Jackman responding to comments as to what his reaction would be if he perceived Venezuela's action in pursuit of its claim to the Essequibo region as threatening to this country said he would have "absolutely no hesitation [in speaking out] if I consider it was appropriate. I would bark very loud and bark in the right places."

Questioned if he had perceived any flexibility on the part of Venezuela to find a peaceful solution, Jackman said that he was not prepared to comment on Venezuela's flexibility as that would require a value judgement he was not in a position to make.

However, he said that all the officials he had spoken to, military and civilian, had expressed a desire for a friendly and peaceful settlement, even though pressing Venezuela's claim to the Essequibo.

Commenting on reasons for taking up the assignment, Jackman said that he took the job because he felt maintaining peace was important. However, he observed that the process would take time and since he was retired time was what he had plenty of.

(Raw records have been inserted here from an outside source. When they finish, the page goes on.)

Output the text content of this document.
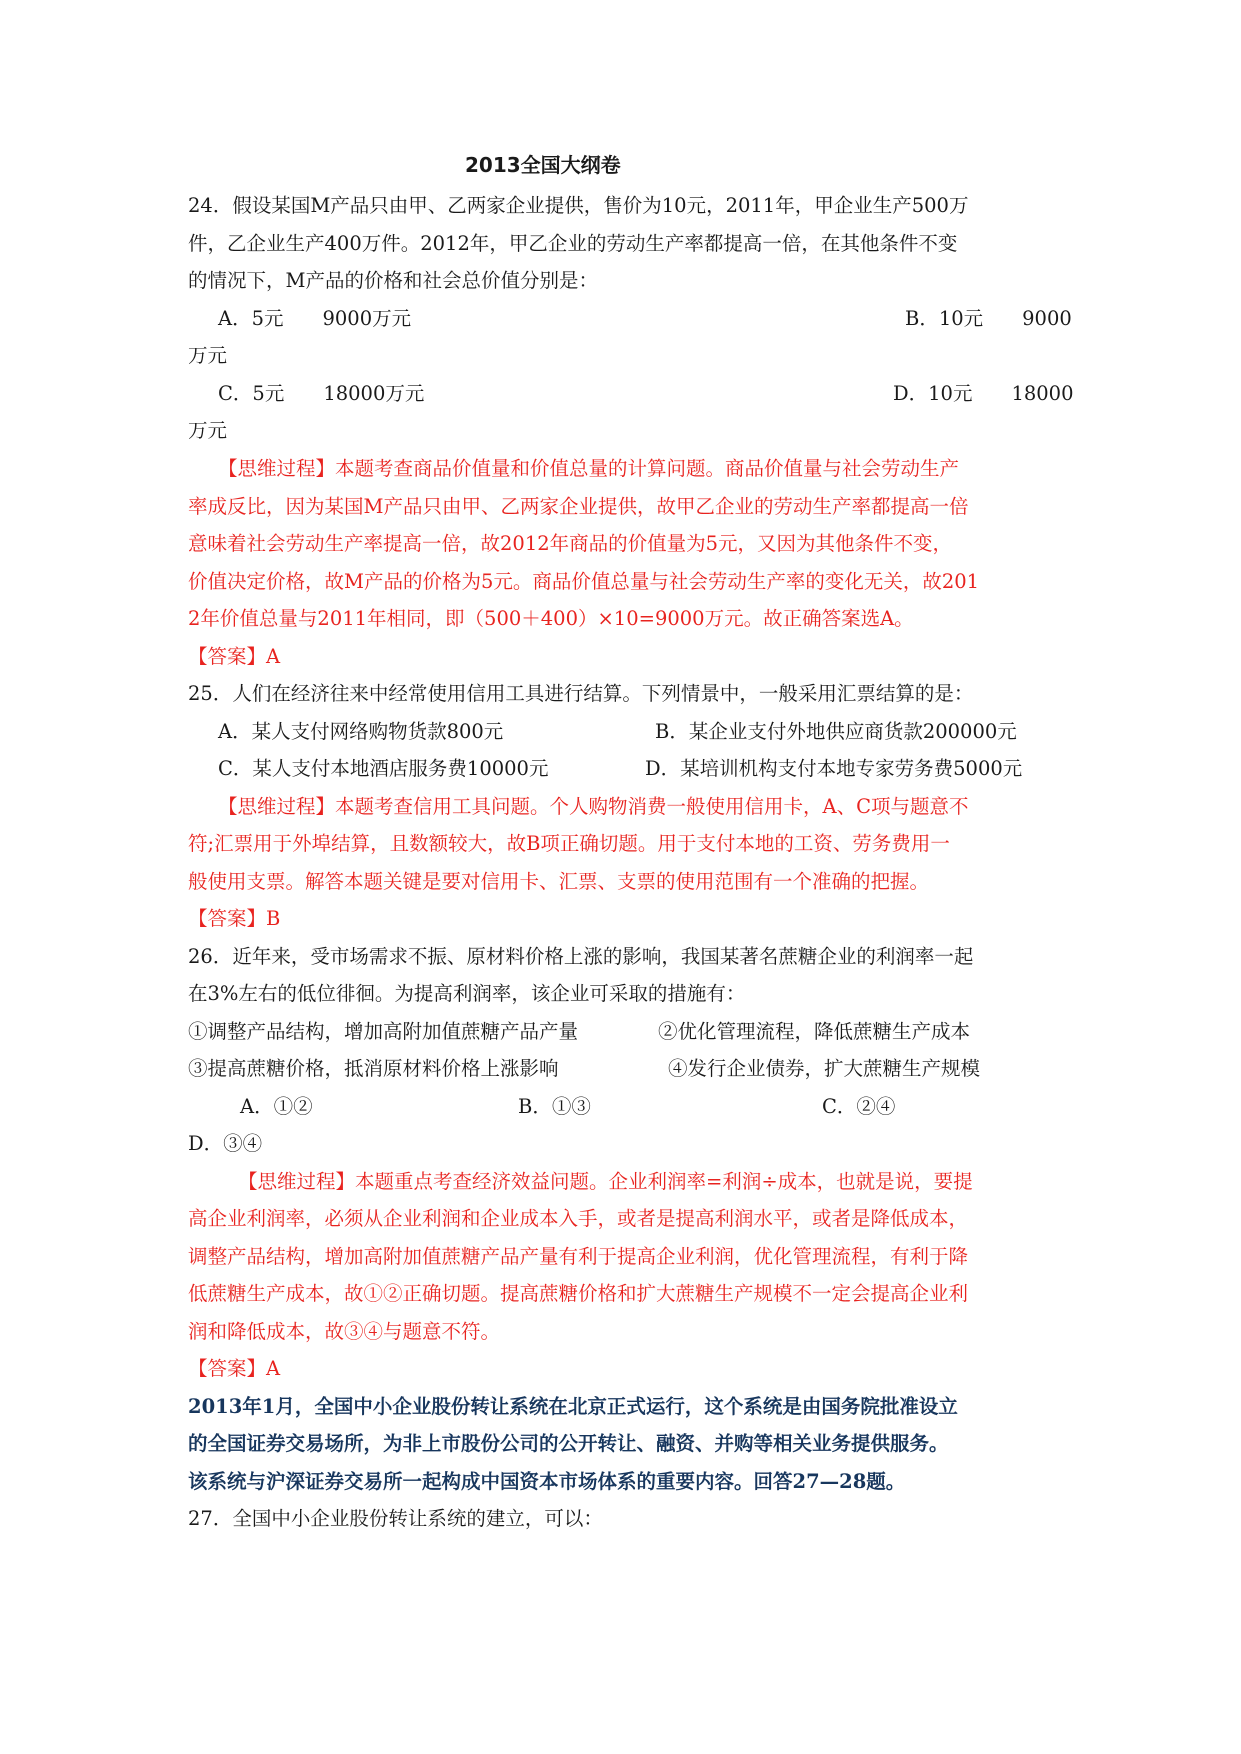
2013全国大纲卷
24．假设某国M产品只由甲、乙两家企业提供，售价为10元，2011年，甲企业生产500万
件，乙企业生产400万件。2012年，甲乙企业的劳动生产率都提高一倍，在其他条件不变
的情况下，M产品的价格和社会总价值分别是：
A．5元　　9000万元	B．10元　　9000
万元
C．5元　　18000万元	D．10元　　18000
万元
【思维过程】本题考查商品价值量和价值总量的计算问题。商品价值量与社会劳动生产
率成反比，因为某国M产品只由甲、乙两家企业提供，故甲乙企业的劳动生产率都提高一倍
意味着社会劳动生产率提高一倍，故2012年商品的价值量为5元，又因为其他条件不变，
价值决定价格，故M产品的价格为5元。商品价值总量与社会劳动生产率的变化无关，故201
2年价值总量与2011年相同，即（500＋400）×10=9000万元。故正确答案选A。
【答案】A
25．人们在经济往来中经常使用信用工具进行结算。下列情景中，一般采用汇票结算的是：
A．某人支付网络购物货款800元	B．某企业支付外地供应商货款200000元
C．某人支付本地酒店服务费10000元	D．某培训机构支付本地专家劳务费5000元
【思维过程】本题考查信用工具问题。个人购物消费一般使用信用卡，A、C项与题意不
符;汇票用于外埠结算，且数额较大，故B项正确切题。用于支付本地的工资、劳务费用一
般使用支票。解答本题关键是要对信用卡、汇票、支票的使用范围有一个准确的把握。
【答案】B
26．近年来，受市场需求不振、原材料价格上涨的影响，我国某著名蔗糖企业的利润率一起
在3%左右的低位徘徊。为提高利润率，该企业可采取的措施有：
①调整产品结构，增加高附加值蔗糖产品产量	②优化管理流程，降低蔗糖生产成本
③提高蔗糖价格，抵消原材料价格上涨影响	④发行企业债券，扩大蔗糖生产规模
A．①②	B．①③	C．②④
D．③④
【思维过程】本题重点考查经济效益问题。企业利润率=利润÷成本，也就是说，要提
高企业利润率，必须从企业利润和企业成本入手，或者是提高利润水平，或者是降低成本，
调整产品结构，增加高附加值蔗糖产品产量有利于提高企业利润，优化管理流程，有利于降
低蔗糖生产成本，故①②正确切题。提高蔗糖价格和扩大蔗糖生产规模不一定会提高企业利
润和降低成本，故③④与题意不符。
【答案】A
2013年1月，全国中小企业股份转让系统在北京正式运行，这个系统是由国务院批准设立
的全国证券交易场所，为非上市股份公司的公开转让、融资、并购等相关业务提供服务。
该系统与沪深证券交易所一起构成中国资本市场体系的重要内容。回答27—28题。
27．全国中小企业股份转让系统的建立，可以：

Jackman said that Venezuelan president Hugo Chavez had been initially very critical of the process but that he had subsequently changed his stance after he believed he had sought and listened to the advice he had been given.

Asked if he had been apprised of incursions into Guyana's territory in December 1998 and October 1999, Jackman said that he had been informed of the 1999 incident and was assured that it had not been a military exercise but an anti-drug exercise that had been conducted by the Venezuelan National Guard.